Make a Decision – Related to bookselling is the need to make decisions. In a challenging financing environment, we get the sense that companies will say just about anything to receive investment. Similarly, AI companies pursuing a service business model will make all sorts of “we can do anything” claims to generate business. This confuses the messaging, which in turn makes it more challenging to generate interest from investors and/or clients alike. 

Audiences – As we have said many many many times, one “pitch deck” is never enough. Different kinds of presentation and marketing materials are needed, depending on the audience. An investor deck emailed to less sophisticated Preseed investors simply must be different than a deck presented to sophisticated Series A VCs during a 10-minute pitch event. The client acquisition plan (which may include presentations, brochures, videos, digital marketing campaign, etc.) should not include either of the aforementioned decks. 

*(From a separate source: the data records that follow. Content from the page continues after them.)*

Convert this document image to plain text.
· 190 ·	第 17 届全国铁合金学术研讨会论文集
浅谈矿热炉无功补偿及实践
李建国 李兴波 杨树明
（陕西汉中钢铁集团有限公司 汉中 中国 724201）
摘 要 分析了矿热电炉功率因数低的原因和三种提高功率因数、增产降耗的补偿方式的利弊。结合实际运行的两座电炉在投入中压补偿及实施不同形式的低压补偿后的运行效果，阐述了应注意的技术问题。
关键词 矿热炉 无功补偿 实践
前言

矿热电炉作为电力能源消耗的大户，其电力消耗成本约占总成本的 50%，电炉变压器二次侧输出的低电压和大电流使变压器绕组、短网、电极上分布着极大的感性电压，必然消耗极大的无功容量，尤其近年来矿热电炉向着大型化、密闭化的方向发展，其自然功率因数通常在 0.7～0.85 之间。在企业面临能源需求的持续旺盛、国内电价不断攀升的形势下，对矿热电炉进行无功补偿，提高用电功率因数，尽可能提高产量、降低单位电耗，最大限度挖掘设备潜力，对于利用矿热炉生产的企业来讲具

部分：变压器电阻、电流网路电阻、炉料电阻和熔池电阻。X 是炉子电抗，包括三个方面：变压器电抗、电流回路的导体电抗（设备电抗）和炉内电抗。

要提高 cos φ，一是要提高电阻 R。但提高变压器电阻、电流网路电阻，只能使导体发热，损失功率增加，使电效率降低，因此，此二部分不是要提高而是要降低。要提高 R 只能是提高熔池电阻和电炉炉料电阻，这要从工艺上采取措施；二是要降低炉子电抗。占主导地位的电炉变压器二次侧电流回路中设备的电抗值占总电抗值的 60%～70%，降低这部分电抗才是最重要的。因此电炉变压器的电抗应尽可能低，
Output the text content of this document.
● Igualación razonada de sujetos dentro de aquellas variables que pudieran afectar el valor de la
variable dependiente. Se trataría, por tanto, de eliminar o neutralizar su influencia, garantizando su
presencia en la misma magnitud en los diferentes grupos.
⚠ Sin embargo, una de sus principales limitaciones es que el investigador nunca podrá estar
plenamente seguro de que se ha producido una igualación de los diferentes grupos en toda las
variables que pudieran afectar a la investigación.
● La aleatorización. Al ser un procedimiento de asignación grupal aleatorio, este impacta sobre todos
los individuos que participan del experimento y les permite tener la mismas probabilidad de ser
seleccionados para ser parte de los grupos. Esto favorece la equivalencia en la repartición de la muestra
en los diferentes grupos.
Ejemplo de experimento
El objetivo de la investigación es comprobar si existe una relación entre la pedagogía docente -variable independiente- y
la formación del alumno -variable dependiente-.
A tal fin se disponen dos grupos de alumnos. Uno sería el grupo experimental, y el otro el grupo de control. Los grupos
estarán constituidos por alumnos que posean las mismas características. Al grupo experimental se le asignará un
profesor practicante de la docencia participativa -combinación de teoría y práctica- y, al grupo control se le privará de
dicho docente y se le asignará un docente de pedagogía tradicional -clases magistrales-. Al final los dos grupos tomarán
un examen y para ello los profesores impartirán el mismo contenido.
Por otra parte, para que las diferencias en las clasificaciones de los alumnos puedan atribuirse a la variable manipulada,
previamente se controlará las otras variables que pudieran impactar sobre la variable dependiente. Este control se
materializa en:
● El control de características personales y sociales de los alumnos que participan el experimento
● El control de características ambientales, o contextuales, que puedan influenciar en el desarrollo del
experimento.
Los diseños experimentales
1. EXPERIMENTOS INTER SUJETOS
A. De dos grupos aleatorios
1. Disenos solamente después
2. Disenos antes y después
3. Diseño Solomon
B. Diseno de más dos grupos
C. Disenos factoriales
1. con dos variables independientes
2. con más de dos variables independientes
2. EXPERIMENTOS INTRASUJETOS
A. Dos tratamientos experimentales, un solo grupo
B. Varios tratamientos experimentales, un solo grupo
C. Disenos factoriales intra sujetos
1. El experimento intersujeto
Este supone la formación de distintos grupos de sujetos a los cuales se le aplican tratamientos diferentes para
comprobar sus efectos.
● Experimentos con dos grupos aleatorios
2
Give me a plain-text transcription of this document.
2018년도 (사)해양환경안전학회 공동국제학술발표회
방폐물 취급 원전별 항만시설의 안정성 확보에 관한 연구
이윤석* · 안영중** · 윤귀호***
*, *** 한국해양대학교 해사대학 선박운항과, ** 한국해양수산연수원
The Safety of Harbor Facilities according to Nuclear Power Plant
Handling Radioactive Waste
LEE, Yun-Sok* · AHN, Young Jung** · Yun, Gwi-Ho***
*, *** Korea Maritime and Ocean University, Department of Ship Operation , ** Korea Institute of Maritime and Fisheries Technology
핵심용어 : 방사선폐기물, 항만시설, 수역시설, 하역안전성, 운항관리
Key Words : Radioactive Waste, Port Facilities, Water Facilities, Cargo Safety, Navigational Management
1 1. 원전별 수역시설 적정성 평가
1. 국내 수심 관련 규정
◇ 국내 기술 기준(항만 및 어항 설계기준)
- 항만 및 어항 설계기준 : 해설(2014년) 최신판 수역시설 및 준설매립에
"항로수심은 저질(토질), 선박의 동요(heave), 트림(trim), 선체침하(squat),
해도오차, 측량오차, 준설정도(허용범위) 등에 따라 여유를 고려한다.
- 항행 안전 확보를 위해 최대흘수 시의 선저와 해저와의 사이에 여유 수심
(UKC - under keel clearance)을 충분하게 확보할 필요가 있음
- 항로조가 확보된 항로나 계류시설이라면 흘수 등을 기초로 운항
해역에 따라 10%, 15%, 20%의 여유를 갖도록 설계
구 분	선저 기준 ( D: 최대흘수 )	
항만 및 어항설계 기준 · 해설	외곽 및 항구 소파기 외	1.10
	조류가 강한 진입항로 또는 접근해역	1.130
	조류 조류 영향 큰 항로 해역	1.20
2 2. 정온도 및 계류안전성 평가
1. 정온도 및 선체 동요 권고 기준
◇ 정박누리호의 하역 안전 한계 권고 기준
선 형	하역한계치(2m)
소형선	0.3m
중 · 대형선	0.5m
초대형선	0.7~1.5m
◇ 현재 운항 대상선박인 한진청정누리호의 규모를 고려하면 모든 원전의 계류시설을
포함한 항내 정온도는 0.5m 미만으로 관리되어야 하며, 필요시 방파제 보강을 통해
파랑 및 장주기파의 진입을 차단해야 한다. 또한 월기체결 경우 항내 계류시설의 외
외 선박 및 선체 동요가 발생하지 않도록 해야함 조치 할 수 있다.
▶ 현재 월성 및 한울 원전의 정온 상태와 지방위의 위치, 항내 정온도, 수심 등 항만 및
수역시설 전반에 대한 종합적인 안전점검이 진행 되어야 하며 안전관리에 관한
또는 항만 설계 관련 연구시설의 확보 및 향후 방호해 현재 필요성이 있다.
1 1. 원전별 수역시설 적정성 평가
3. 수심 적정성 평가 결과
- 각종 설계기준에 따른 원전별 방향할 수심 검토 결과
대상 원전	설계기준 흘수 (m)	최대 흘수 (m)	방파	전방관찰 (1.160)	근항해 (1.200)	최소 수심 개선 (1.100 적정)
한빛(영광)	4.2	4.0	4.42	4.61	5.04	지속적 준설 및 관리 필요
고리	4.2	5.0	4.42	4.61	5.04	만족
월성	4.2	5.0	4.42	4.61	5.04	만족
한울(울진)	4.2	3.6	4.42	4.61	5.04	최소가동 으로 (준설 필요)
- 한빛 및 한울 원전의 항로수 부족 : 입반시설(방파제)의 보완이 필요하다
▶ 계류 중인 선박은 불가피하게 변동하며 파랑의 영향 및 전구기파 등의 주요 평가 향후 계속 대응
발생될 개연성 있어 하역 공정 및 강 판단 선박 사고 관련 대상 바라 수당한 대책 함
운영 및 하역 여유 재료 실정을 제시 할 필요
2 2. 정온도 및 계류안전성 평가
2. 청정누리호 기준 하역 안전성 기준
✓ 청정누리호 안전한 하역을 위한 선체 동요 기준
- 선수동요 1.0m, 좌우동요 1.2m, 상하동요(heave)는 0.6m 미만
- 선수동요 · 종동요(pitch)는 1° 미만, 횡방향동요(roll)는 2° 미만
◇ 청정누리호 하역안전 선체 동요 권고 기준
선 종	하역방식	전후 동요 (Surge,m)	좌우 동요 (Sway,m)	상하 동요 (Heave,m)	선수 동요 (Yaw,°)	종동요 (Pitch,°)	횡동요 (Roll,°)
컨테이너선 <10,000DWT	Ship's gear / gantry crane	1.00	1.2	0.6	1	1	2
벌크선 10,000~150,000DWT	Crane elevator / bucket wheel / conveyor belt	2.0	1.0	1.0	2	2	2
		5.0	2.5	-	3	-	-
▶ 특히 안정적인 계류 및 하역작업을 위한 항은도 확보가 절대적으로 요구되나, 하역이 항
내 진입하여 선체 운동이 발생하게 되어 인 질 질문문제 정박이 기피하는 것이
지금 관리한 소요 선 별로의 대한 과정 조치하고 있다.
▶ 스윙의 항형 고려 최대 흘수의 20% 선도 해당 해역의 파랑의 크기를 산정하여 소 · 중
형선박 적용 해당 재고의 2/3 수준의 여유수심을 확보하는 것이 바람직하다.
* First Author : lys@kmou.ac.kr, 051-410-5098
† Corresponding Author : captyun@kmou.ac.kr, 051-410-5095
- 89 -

Ultimately, these solutions (and more) are variations of the same (somewhat basic) fundamental strategic concepts described by Porter and others:

> A brutally honest assessment of your positioning relative to competitors, with a clearly-defined (and clearly explainable) basis for that positioning;

> A staged business growth model which builds from strength to strength;

> A quantitative approach to implement and monitor the growth plans, with milestones and risk mitigation strategies.